İstanbul Bölge Adliye Mahkemesi 37. Hukuk Dairesi’nin 17/11/2021 tarih, 2021/… esas ve 2021/… karar sayılı ilamında; “….Dava, tapu iptali ve tescil istemine ilişkindir….28.11.2013 tarihli Resmî Gazetede yayımlanan ve 28.05.2014 tarihinde yürürlüğe giren 6502 sayılı “Tüketicinin Korunması Hakkında Kanunun” (TKHK) 2. maddesinde Kanunun kapsamı “Bu Kanun, her türlü tüketici işlemi ile tüketiciye yönelik uygulamaları kapsar” şeklinde açıklanmıştır. Kanunun “Tanımlar” başlıklı 3/1 maddesinde ise tüketici işlemi, “Mal veya hizmet piyasalarında kamu tüzel kişileri de dâhil olmak üzere ticari veya mesleki amaçlarla hareket eden veya onun adına ya da hesabına hareket eden gerçek veya tüzel kişiler ile tüketiciler arasında kurulan, eser, taşıma, simsarlık, sigorta, vekâlet, bankacılık ve benzeri sözleşmeler de dâhil olmak üzere her türlü sözleşme ve hukukî işlemi ifade eder” biçiminde tanımlanmıştır. Bir hukukî işlemin 6502 sayılı Kanun kapsamında kaldığının kabul edilmesi için kanunun amacı içerisinde yukarıda tanımları verilen taraflar arasında mal ve hizmet satışına ilişkin bir hukukî işlemin olması gerekir. Somut olayda, birleşen dosyada davacı tarafından, davalı inşaat şirketinin yaptığı projeden gayrimenkul satış vaadi sözleşmesi ile 34 adet konutun satın alınması hususunda sözleşme imzalandığı anlaşılmış olup, alınan konut sayısı itibari ile birleşen dosya davacının yatırım amacıyla hareket ettiği, duruşmadaki beyanında da bu husun vurgulandığı, ayrıca vatandaşlık kazanmak adına da hareket edildiğinin belirtildiği, asıl davadaki davacının ise birleşen dosya davacısının satın alma vaadi sonrasında temlik alan kişi konumunda olduğu, asıl temel ilişkinin birleşen dosyadaki satış vaadi sözleşmesi olduğundan, asıl dosyadaki taraf uyuşmazlık ikincil nitelikte olması, bu dosyada da tarafların tüketici konumunda bulunmaması nedeni ile uyuşmazlığın genel hükümlere göre Asliye Hukuk Mahkemesinde çözülmesi gerekmektedir.” şeklindedir.
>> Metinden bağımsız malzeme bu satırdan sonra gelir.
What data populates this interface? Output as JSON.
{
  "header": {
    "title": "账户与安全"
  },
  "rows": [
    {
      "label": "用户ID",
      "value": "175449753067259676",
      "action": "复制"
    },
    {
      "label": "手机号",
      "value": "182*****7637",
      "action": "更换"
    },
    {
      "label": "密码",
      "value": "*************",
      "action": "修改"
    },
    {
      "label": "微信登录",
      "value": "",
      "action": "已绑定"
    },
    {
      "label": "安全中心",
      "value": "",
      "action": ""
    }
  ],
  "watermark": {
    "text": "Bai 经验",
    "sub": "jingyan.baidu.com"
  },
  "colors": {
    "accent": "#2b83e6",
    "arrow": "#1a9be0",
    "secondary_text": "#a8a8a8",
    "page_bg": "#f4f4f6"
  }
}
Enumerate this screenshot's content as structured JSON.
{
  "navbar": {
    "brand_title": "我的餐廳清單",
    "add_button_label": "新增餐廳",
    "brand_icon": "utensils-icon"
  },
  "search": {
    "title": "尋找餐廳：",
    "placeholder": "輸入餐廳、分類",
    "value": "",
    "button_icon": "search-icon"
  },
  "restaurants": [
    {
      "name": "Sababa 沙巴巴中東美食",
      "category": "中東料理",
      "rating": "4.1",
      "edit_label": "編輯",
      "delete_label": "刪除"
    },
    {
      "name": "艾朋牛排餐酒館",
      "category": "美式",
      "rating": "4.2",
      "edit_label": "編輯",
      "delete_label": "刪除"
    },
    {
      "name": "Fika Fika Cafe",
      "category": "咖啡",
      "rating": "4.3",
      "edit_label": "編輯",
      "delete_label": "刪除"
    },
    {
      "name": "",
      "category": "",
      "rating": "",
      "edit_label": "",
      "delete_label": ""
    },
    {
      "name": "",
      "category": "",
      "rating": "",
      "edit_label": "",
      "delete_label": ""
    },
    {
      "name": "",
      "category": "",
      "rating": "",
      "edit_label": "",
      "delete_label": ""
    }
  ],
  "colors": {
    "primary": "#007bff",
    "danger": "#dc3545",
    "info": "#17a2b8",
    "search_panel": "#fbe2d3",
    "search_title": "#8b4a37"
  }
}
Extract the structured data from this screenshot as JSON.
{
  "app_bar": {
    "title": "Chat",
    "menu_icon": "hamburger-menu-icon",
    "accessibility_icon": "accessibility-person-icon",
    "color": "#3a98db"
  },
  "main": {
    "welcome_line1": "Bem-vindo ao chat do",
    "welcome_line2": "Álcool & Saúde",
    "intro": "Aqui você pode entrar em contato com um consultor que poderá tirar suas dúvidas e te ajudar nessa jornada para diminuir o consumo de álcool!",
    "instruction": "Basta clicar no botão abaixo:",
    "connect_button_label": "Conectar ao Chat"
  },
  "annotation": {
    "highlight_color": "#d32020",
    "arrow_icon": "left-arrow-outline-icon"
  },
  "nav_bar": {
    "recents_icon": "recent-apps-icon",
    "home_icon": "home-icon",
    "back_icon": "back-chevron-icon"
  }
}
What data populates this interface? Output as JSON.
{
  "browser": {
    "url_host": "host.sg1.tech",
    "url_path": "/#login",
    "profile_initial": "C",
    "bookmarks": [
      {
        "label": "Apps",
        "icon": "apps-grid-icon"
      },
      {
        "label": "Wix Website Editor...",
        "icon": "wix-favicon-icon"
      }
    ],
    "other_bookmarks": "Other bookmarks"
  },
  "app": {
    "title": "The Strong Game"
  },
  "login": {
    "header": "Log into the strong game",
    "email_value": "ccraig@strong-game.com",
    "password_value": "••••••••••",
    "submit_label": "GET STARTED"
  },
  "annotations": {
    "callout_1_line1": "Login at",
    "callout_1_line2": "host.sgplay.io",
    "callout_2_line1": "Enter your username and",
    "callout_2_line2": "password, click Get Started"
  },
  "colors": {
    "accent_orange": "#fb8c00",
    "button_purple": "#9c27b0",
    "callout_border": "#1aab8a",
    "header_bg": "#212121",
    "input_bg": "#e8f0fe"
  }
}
6102 sayılı Türk Ticaret Kanunu’nun 6335 sayılı Kanun ile değişik 4. maddesinde ticari davaların; mutlak ticari davalar ve nispi ticari davalar olarak iki gruba ayrıldığı anlaşılmaktadır. Mutlak ticari davalar, tarafların sıfatına veya bir ticari işletme ile ilgili olup olmamasına bakılmaksızın kanun gereği ticari sayılan davalar olup TTK’nin 4/1. maddesinin b, c, d, e, f fıkralarında ve özel kanunlarda düzenlenmiştir. Nispi ticari davalar ise, tarafların tacir sıfatına haiz olduğu ve her iki tarafın da ticari işletmesiyle ilgili uyuşmazlıklardan doğan davalardır. Bir başka ifade ile, bu davalar ya bir ticari işletmeyi ilgilendirmeli ya da iki taraf için de ticari sayılan hususlardan doğmaları halinde ticari dava olarak nitelendirilebilirler. Gerek mutlak ve gerekse nispi ticari davaların Asliye Ticaret Mahkemelerinde görüleceği açıktır. Görev kamu düzeni ile ilgili dava şartı olduğundan (HMK m. 114/c) iddia ve savunma olarak ileri sürülmese bile yargılamanın her aşamasında mahkemece resen göz önünde bulundurulur (HMK m. 115/1). Bir mahkemenin verdiği görevsizlik kararı temyiz edilmeksizin kesinleşmiş ise bu görevsizlik kararı, dosyanın gönderildiği mahkemeyi bağlamaz. Bu mahkeme de kendisinin görevli olmadığına ve ilk mahkemenin görevli olduğuna karar verebilir. (Yargıtay 8 HD. 2019/699 Esas 2020/4277 Karar sayılı ilamı)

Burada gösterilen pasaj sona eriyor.